Ausgaben in Höhe von fast 300 Milliarden Euro hat der Minister für 2015 eingeplant. Wie bescheiden nimmt sich im Vergleich der Etat der Bildungs- und Forschungsministerin: 14 Milliarden Euro aus. Schäuble weist gern darauf hin, dass der Bund die Ausgaben für Bildung gesteigert hat. Aber wer sich Gedanken über die "Herausforderung Zukunft" macht, muss nur diese Zahlen auf sich wirken lassen: 85 Milliarden für die Rente, 14 Milliarden für Innovationen.

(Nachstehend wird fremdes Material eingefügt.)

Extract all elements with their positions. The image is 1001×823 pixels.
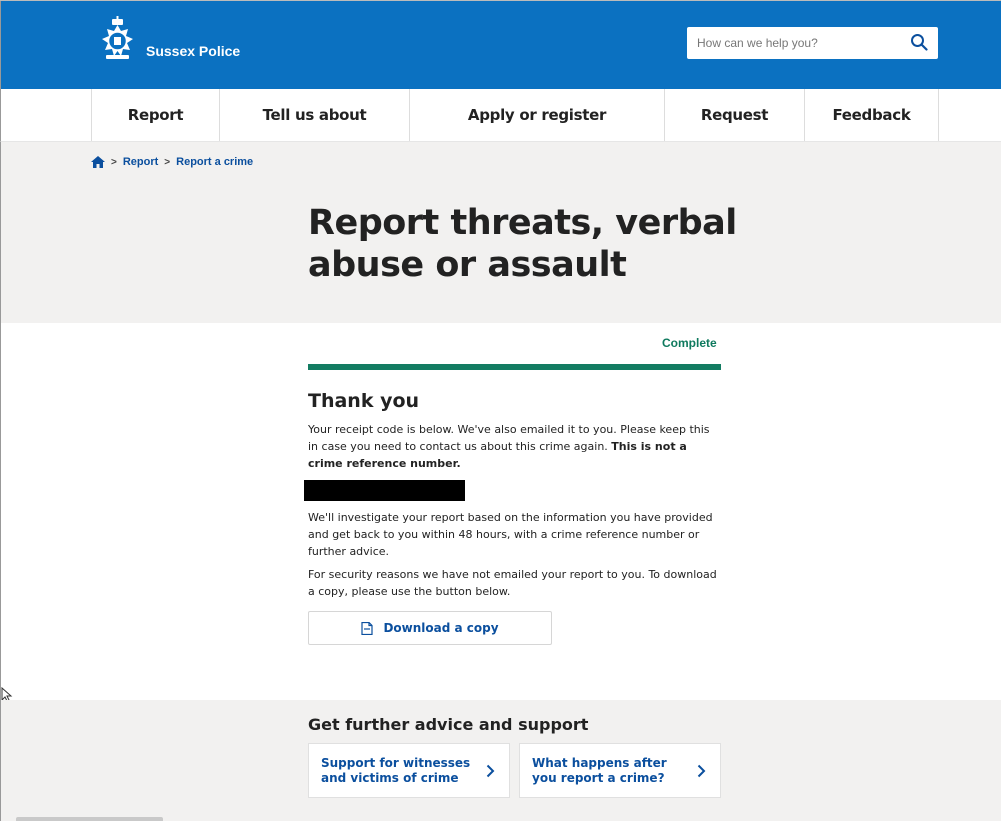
brand-name: Sussex Police [146, 43, 241, 59]
search-box [687, 27, 938, 59]
receipt-info-text: Your receipt code is below. We've also e… [308, 421, 721, 472]
chevron-right-icon [486, 764, 495, 778]
advice-section: Get further advice and support Support f… [0, 700, 1001, 821]
advice-card-support-witnesses[interactable]: Support for witnesses and victims of cri… [308, 743, 510, 798]
progress-label: Complete [662, 336, 717, 350]
progress-bar [308, 364, 721, 370]
advice-card-label: Support for witnesses and victims of cri… [321, 755, 471, 785]
nav-item-apply-or-register[interactable]: Apply or register [409, 89, 664, 141]
thank-you-heading: Thank you [308, 390, 420, 412]
crest-logo-icon [102, 16, 133, 59]
home-icon[interactable] [91, 156, 105, 168]
nav-item-tell-us-about[interactable]: Tell us about [219, 89, 409, 141]
search-input[interactable] [687, 28, 897, 58]
advice-heading: Get further advice and support [308, 715, 589, 734]
breadcrumb-separator: > [111, 156, 117, 168]
breadcrumb-link-report-a-crime[interactable]: Report a crime [176, 156, 253, 168]
redacted-receipt-code [304, 480, 465, 501]
main-nav: Report Tell us about Apply or register R… [0, 89, 1001, 142]
security-info-text: For security reasons we have not emailed… [308, 568, 717, 598]
download-copy-label: Download a copy [383, 621, 499, 635]
search-icon[interactable] [910, 33, 928, 51]
site-logo-link[interactable]: Sussex Police [90, 15, 240, 75]
advice-card-what-happens[interactable]: What happens after you report a crime? [519, 743, 721, 798]
nav-item-report[interactable]: Report [91, 89, 219, 141]
nav-item-request[interactable]: Request [664, 89, 804, 141]
document-icon [361, 621, 374, 635]
nav-item-feedback[interactable]: Feedback [804, 89, 939, 141]
site-header: Sussex Police [0, 1, 1001, 89]
horizontal-scrollbar[interactable] [16, 817, 163, 821]
investigation-info-text: We'll investigate your report based on t… [308, 511, 713, 558]
main-content: Complete Thank you Your receipt code is … [0, 323, 1001, 703]
breadcrumb-link-report[interactable]: Report [123, 156, 158, 168]
advice-card-label: What happens after you report a crime? [532, 755, 667, 785]
breadcrumb: > Report > Report a crime [91, 156, 253, 168]
download-copy-button[interactable]: Download a copy [308, 611, 552, 645]
page-hero: > Report > Report a crime Report threats… [0, 142, 1001, 323]
chevron-right-icon [697, 764, 706, 778]
page-title: Report threats, verbal abuse or assault [308, 203, 737, 285]
breadcrumb-separator: > [164, 156, 171, 168]
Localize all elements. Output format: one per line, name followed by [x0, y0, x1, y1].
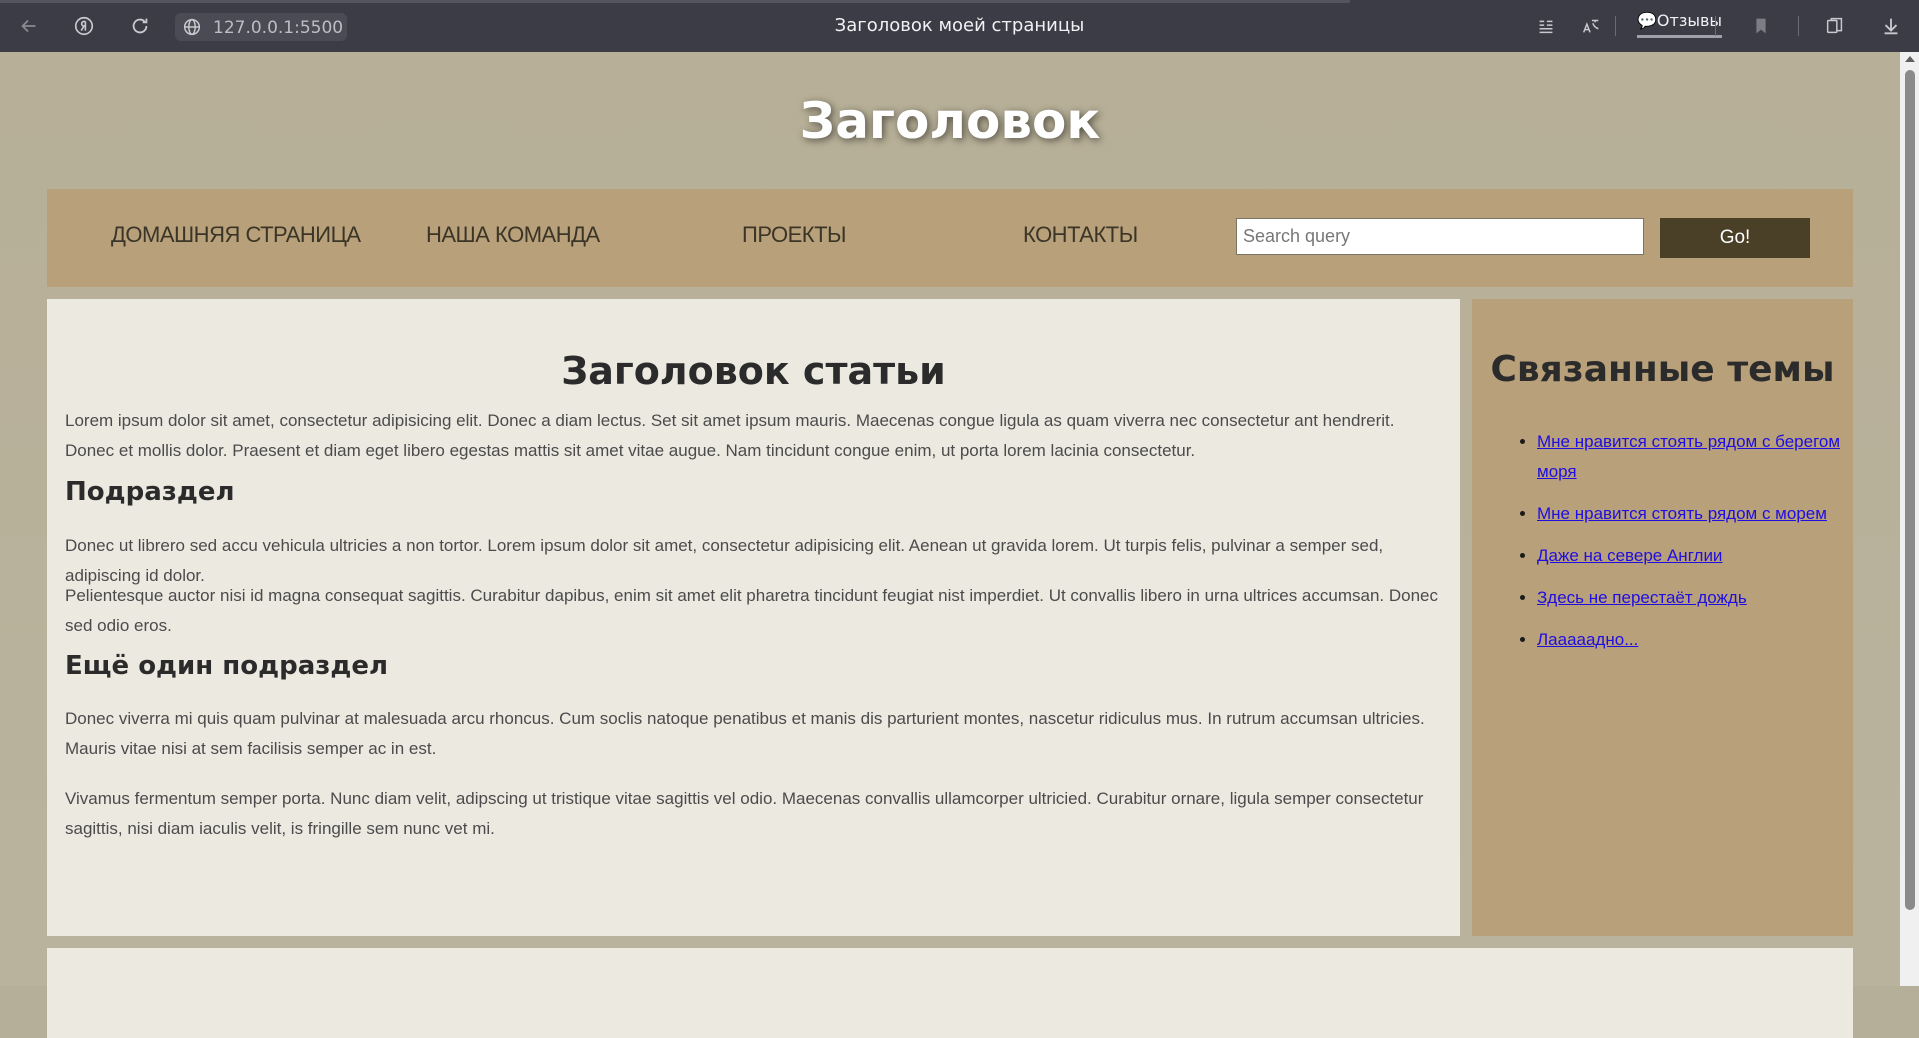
toolbar-separator	[1715, 16, 1716, 36]
related-link[interactable]: Мне нравится стоять рядом с морем	[1537, 504, 1827, 523]
scrollbar-thumb[interactable]	[1905, 70, 1915, 910]
reader-mode-icon[interactable]	[1533, 13, 1559, 39]
nav-item-home[interactable]: ДОМАШНЯЯ СТРАНИЦА	[111, 222, 361, 248]
toolbar-separator	[1615, 16, 1616, 36]
yandex-icon[interactable]	[71, 13, 97, 39]
article-intro: Lorem ipsum dolor sit amet, consectetur …	[65, 411, 1395, 460]
subsection-title: Подраздел	[65, 477, 235, 507]
subsection-title: Ещё один подраздел	[65, 651, 389, 681]
nav-item-team[interactable]: НАША КОМАНДА	[426, 222, 600, 248]
collections-icon[interactable]	[1822, 13, 1848, 39]
site-title: Заголовок	[799, 92, 1101, 150]
subsection-paragraph: Pelientesque auctor nisi id magna conseq…	[65, 586, 1438, 635]
scrollbar[interactable]	[1900, 52, 1919, 986]
related-link[interactable]: Даже на севере Англии	[1537, 546, 1722, 565]
chat-bubble-icon: 💬	[1637, 11, 1657, 30]
scroll-up-arrow-icon[interactable]	[1905, 56, 1915, 62]
toolbar-separator	[1798, 16, 1799, 36]
related-link[interactable]: Мне нравится стоять рядом с берегом моря	[1537, 432, 1840, 481]
translate-icon[interactable]	[1578, 13, 1604, 39]
list-item: Мне нравится стоять рядом с морем	[1537, 499, 1877, 529]
go-button[interactable]: Go!	[1660, 218, 1810, 258]
article-title: Заголовок статьи	[561, 349, 946, 393]
tab-strip-line	[0, 0, 1350, 3]
list-item: Мне нравится стоять рядом с берегом моря	[1537, 427, 1877, 487]
list-item: Лааааадно...	[1537, 625, 1877, 655]
list-item: Здесь не перестаёт дождь	[1537, 583, 1877, 613]
related-link[interactable]: Здесь не перестаёт дождь	[1537, 588, 1747, 607]
address-bar[interactable]: 127.0.0.1:5500	[175, 13, 347, 41]
main-nav: ДОМАШНЯЯ СТРАНИЦА НАША КОМАНДА ПРОЕКТЫ К…	[47, 189, 1853, 287]
article: Заголовок статьи Lorem ipsum dolor sit a…	[47, 299, 1460, 936]
back-icon[interactable]	[16, 13, 42, 39]
bookmark-icon[interactable]	[1748, 13, 1774, 39]
download-icon[interactable]	[1878, 13, 1904, 39]
list-item: Даже на севере Англии	[1537, 541, 1877, 571]
nav-item-projects[interactable]: ПРОЕКТЫ	[742, 222, 847, 248]
footer	[47, 948, 1853, 1038]
subsection-paragraph: Donec viverra mi quis quam pulvinar at m…	[65, 709, 1425, 758]
related-topics-sidebar: Связанные темы Мне нравится стоять рядом…	[1472, 299, 1853, 936]
reload-icon[interactable]	[127, 13, 153, 39]
related-links-list: Мне нравится стоять рядом с берегом моря…	[1492, 427, 1877, 667]
sidebar-title: Связанные темы	[1490, 349, 1835, 390]
subsection-paragraph: Vivamus fermentum semper porta. Nunc dia…	[65, 789, 1424, 838]
search-input[interactable]	[1236, 218, 1644, 255]
url-text[interactable]: 127.0.0.1:5500	[213, 18, 343, 38]
browser-toolbar: 127.0.0.1:5500 Заголовок моей страницы 💬…	[0, 0, 1919, 52]
feedback-label: Отзывы	[1656, 11, 1723, 30]
nav-item-contacts[interactable]: КОНТАКТЫ	[1023, 222, 1138, 248]
globe-icon	[181, 16, 203, 38]
related-link[interactable]: Лааааадно...	[1537, 630, 1638, 649]
feedback-button[interactable]: 💬Отзывы	[1637, 11, 1723, 38]
page-viewport: Заголовок ДОМАШНЯЯ СТРАНИЦА НАША КОМАНДА…	[0, 52, 1900, 1038]
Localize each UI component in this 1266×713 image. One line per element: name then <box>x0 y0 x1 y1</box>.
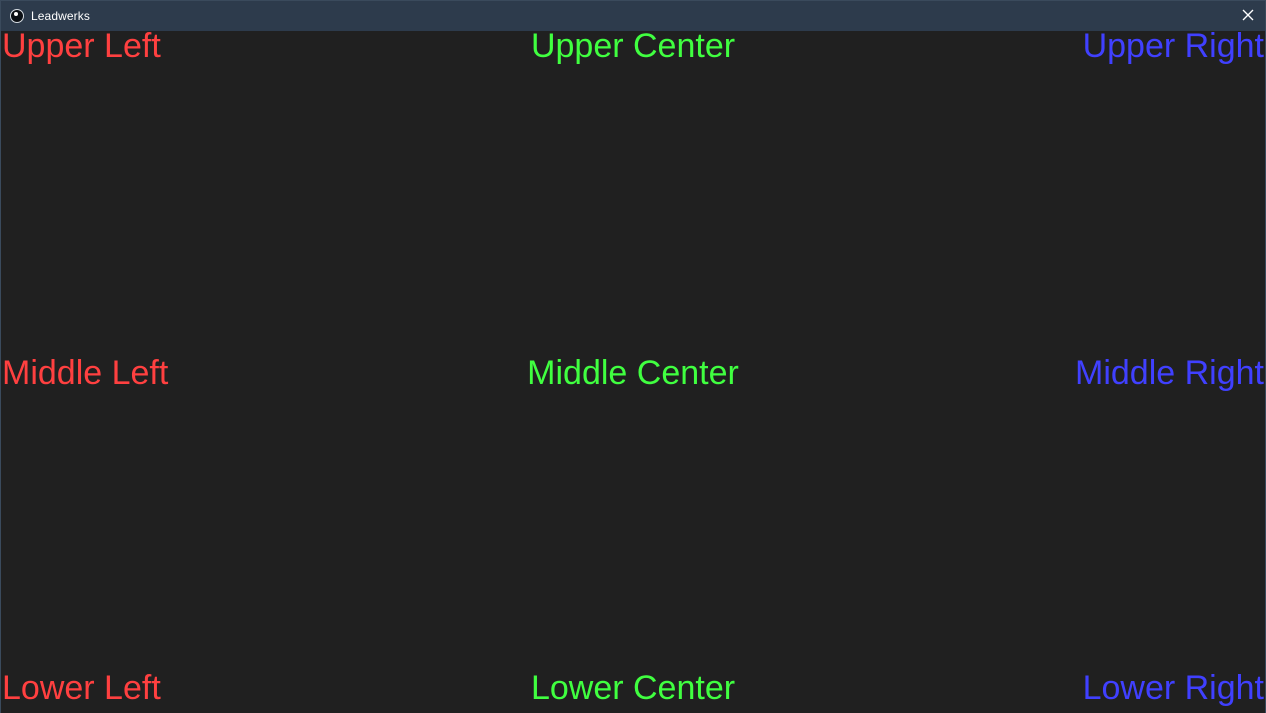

Ein Land, das die Zukunft gewinnen will, sollte sich vor falschen Anreizen in der Rentenpolitik hüten und mehr in die Zukunft investieren. Es geht einiges in die falsche Richtung, und das fällt nur deshalb nicht auf, weil die Konjunkturlage gut ist. Aber der nächste Abschwung kommt, dann rächen sich falsche Prioritäten. Die Null-Verschuldung ist wichtig, aber eine Agenda 2020 wäre wichtiger.